I suppose it's because they pretty much fit all of those vampire romance novels' stereotypes put in one, except of course only the "good" stereotypes. For one, they were so goddamn gorgeous, they pretty much put every supermodel to shame. Also, they apparently didn't have to drink human blood, they could drink animal blood-hell, they could even eat human food and still be able to think it tasted good so long as they'd had their dose of blood earlier.

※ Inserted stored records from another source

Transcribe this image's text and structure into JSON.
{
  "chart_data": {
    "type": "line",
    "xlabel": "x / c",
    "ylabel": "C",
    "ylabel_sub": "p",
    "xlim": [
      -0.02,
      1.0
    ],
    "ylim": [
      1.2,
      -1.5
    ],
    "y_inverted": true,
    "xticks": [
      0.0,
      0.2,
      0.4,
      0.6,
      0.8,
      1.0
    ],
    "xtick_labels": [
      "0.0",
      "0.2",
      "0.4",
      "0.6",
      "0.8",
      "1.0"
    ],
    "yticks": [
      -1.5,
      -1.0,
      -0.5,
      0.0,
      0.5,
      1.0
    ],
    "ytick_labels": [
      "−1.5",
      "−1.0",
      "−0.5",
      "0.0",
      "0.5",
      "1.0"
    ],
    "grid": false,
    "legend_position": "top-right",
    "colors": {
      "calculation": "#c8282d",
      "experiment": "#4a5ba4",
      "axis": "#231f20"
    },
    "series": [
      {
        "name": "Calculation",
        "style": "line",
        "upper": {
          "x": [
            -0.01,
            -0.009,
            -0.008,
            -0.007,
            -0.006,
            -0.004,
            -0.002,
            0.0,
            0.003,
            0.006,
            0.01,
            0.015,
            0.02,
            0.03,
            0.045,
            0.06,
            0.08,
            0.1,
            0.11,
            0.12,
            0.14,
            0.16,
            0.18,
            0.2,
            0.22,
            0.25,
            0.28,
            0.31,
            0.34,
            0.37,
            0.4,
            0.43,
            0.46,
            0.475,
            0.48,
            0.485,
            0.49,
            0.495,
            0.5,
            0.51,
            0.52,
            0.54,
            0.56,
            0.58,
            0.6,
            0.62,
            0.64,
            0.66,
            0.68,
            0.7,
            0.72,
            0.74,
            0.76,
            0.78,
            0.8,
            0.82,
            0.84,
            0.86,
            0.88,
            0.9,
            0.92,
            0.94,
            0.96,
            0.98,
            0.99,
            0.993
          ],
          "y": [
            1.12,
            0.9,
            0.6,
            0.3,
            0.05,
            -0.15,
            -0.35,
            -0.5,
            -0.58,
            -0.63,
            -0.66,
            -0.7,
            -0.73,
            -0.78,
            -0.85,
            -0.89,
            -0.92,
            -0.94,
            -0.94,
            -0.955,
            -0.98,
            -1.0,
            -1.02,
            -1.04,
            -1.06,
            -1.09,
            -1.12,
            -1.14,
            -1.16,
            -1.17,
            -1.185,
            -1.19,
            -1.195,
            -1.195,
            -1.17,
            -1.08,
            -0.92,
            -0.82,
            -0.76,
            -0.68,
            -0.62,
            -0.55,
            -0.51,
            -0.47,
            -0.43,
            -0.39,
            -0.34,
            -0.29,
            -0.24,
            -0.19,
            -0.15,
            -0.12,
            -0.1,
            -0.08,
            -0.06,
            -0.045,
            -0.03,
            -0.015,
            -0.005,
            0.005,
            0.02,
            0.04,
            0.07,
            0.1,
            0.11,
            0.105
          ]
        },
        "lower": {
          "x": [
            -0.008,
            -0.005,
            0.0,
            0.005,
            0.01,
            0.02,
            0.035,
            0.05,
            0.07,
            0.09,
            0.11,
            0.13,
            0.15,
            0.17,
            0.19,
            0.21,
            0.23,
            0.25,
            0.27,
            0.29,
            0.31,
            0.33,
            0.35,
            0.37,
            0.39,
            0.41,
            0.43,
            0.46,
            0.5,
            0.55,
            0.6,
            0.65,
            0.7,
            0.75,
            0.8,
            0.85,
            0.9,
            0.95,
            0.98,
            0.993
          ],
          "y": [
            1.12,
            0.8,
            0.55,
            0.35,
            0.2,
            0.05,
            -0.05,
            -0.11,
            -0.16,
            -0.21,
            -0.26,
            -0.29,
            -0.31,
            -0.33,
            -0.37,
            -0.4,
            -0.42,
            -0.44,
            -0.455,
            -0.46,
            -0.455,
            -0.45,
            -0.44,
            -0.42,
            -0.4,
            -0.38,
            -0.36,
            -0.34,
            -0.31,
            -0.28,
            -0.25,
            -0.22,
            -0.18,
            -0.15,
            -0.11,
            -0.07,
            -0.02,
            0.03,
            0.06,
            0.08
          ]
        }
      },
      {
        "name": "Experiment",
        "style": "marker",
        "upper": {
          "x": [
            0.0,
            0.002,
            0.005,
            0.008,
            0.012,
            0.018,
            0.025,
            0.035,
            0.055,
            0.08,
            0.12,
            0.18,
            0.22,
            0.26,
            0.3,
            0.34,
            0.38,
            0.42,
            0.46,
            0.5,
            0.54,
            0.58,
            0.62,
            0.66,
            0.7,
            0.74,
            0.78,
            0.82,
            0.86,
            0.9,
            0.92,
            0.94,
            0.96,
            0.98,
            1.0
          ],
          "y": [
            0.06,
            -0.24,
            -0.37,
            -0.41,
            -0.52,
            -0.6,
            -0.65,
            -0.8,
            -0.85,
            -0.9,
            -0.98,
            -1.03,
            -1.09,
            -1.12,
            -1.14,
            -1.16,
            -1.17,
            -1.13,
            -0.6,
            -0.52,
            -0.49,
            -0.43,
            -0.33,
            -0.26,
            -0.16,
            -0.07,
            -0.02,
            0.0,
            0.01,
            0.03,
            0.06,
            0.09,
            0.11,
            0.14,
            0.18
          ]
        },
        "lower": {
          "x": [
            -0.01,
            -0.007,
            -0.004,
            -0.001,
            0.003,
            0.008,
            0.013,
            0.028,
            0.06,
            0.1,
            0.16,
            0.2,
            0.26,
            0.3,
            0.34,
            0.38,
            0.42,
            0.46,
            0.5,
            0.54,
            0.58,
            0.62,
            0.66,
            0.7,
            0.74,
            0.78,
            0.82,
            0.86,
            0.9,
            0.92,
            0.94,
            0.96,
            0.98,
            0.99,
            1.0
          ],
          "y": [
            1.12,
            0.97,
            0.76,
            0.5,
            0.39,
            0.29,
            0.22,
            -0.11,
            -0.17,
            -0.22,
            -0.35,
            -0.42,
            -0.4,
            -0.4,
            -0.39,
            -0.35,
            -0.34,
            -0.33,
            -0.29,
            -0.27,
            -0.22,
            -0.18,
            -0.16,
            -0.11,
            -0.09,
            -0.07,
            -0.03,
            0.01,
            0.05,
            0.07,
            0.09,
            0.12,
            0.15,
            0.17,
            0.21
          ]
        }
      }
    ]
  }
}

And then there was also the "can't walk in the sun myth." According to them, that was exactly what it was, a myth. They could totally walk in the sun-they could even live their whole lives active during the day if they wanted, which most vampires chose to do after they came out. The only reason that myth started was because, before they came out and they could just buy blood at the local grocery store, or it was socially acceptable to simply ask humans if they'd be kind enough to offer them their blood, they liked to hunt primarily in the night. 'Cause I mean it really wouldn't be the best idea to approach (or attack) someone in broad daylight, take their blood, and then just go about your day without there being consequences. Especially not when you look like a Greek god and anyone could recognize your gorgeous face anywhere. So it supposedly was just the most logical thing to do to mostly just go out during the night and sleep during the day; true predator status right there.

Finally comes the last reason. Supposedly, when doing the nasty, a single bite from them was "completely orgasmic." (Okay, now that seriously made me throw up a little...) So I suppose it isn't completely a wonder that-no joke-almost everyone within a mile radius practically swooned wherever they went. 

If you're wondering why I apparently hate them so much, there are a multitude of reasons. Admittedly, not all of them actually make sense, some may even argue that they're prejudiced. However, they're my opinions and I sure as hell won't change them for anyone else.

So, without further ado, the list goes as following:

1. I was immediately turned off by the vampire craze as soon as everyone jumped the band-wagon. Sorry to sound like a hipster, but there is nothing more boring and unoriginal than being a fan of something (or someone) that almost the whole world is crazy about, especially when that something has nothing to contribute to society except great looks and huge egos.

2. They drink blood. I can barely even handle looking at blood, but drinking it, too? And think about the people who actually have relationships with them. I mean, what if they could taste the blood they'd drunk earlier during one of their make-out sessions or something? Eck.

3. (And this is really what it all comes down to) They're all conceited, arrogant bastards who think they can do anything they want and get away with anything just because they're vampires and everybody loves them.

So call me a jealous, spiteful bitch (though I can assure you, I'm definitely not jealous! A bitch, however...), I couldn't give a damn, especially since everyone at school already thinks I'm one. And speaking of school, because the fact that I don't love vampires like everyone else isn't exactly a secret, I've become practically the social pariah hated by the entire student body. It doesn't help that the most popular guy at Lake Woodlands High School is also a vampire.

But like I said, I don't care what they think. I'm not ashamed to be me.

Which means that I am not ashamed to say that I, Diana Louis, may in fact be the only human on Earth who thinks that vampires suck.